Anpan (あんパン?) is a Japanese sweet roll most commonly filled with red bean paste. Anpan can also be prepared with other fillings, including white beans (shiro-an), sesame (goma-an) and chestnut (kuri-an).

[edit] History

Anpan was first made in 1875, during the Meiji period, by a man called Yasubei Kimura, a samurai who lost his job with the rise of the Imperial Army (made up of conscripts) and the dissolution of the samurai as a social class. The Meiji era was a period in which Japan was becoming increasingly westernized, and many samurai who lost their jobs were given work that was totally new to them. The Western role of baker was one such job.

One day, while wandering around the area where many people employed in Western jobs worked, Kimura Yasubei found a young man making breads. Yasubei felt that it was time for Japanese culture to become more Westernised, and so he started a bakery named Bun'eidō (文英堂). In 1874, He moved to Ginza and renamed the bakery Kimuraya (木村屋). At that time, however, the only recipe for bread known in Japan was for making a salty and sour tasting bread, ill-suited to Japanese tastes at the time.

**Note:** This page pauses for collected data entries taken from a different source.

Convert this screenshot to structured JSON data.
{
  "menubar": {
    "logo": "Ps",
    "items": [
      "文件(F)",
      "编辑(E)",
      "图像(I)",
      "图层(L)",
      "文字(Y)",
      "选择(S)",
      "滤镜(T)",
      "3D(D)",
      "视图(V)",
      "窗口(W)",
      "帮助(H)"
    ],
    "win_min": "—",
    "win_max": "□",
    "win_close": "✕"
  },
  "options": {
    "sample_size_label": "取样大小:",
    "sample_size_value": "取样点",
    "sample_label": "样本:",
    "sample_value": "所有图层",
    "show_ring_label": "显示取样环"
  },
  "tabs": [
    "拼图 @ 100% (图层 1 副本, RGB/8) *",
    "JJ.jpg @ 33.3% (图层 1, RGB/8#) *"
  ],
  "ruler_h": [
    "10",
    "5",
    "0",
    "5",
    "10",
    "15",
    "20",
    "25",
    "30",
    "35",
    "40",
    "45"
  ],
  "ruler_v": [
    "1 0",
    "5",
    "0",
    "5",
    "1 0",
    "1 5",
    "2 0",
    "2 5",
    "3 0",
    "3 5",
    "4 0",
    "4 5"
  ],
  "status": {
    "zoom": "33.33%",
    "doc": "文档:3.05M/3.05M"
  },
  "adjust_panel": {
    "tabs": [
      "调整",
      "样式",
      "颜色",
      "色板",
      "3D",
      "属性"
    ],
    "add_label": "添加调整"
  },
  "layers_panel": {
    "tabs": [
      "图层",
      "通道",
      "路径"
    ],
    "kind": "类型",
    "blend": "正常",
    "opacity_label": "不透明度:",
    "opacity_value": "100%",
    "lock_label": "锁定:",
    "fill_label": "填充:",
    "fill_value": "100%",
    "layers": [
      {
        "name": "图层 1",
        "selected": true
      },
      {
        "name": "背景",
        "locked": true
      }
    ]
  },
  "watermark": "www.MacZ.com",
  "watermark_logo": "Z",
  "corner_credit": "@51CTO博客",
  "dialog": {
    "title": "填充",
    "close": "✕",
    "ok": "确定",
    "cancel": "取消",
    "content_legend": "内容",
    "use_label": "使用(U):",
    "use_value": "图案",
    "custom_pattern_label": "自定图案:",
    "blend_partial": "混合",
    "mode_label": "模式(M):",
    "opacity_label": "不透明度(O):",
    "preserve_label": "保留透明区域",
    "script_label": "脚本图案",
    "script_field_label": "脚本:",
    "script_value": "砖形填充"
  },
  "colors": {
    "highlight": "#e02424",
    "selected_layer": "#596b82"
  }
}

Yasubei wanted to make a bread that was more to Japanese tastes. Finally, he figured out how to make bread in the way of the Japanese manju -- raising the dough with the traditional sakadane liquid yeast. He then filled the bread with a bean paste wagashi and sold anpan as snacks. Anpan was very popular, not only because of its taste, but also because the Japanese were interested in anything new and foreign at this time.

Later, a man called Takayuki Yamaoka, a chamberlain of the Meiji emperor, who loved anpan, asked the Tokugawas, the rulers of Japan before the Meiji Period, to present anpans to the emperor when visiting him. So the Tokugawas asked Yasubei to make some for the emperor. Yasubei worked hard to make the anpan and, because he also cared about their appearance, he decorated them with a salt-pickled sakura in the middle of each bun. This anpan was presented to the Meiji emperor on April 4, 1875. The Emperor told Yasubei to present him anpan everyday, and because of the rumor that the Emperor ate anpan, the popularity of bread, and especially anpan, began spreading around the country.

[edit] Influence on Japanese popular culture

Anpan is often used as slang for recreational inhalation of paint thinner.[1]

The anime Anpanman is about a superhero whose head is made of anpan.

In anime Gintama, character Sagaru Yamazaki is seen eating anpan as a ritual for going undercover and eventually goes insane because of it.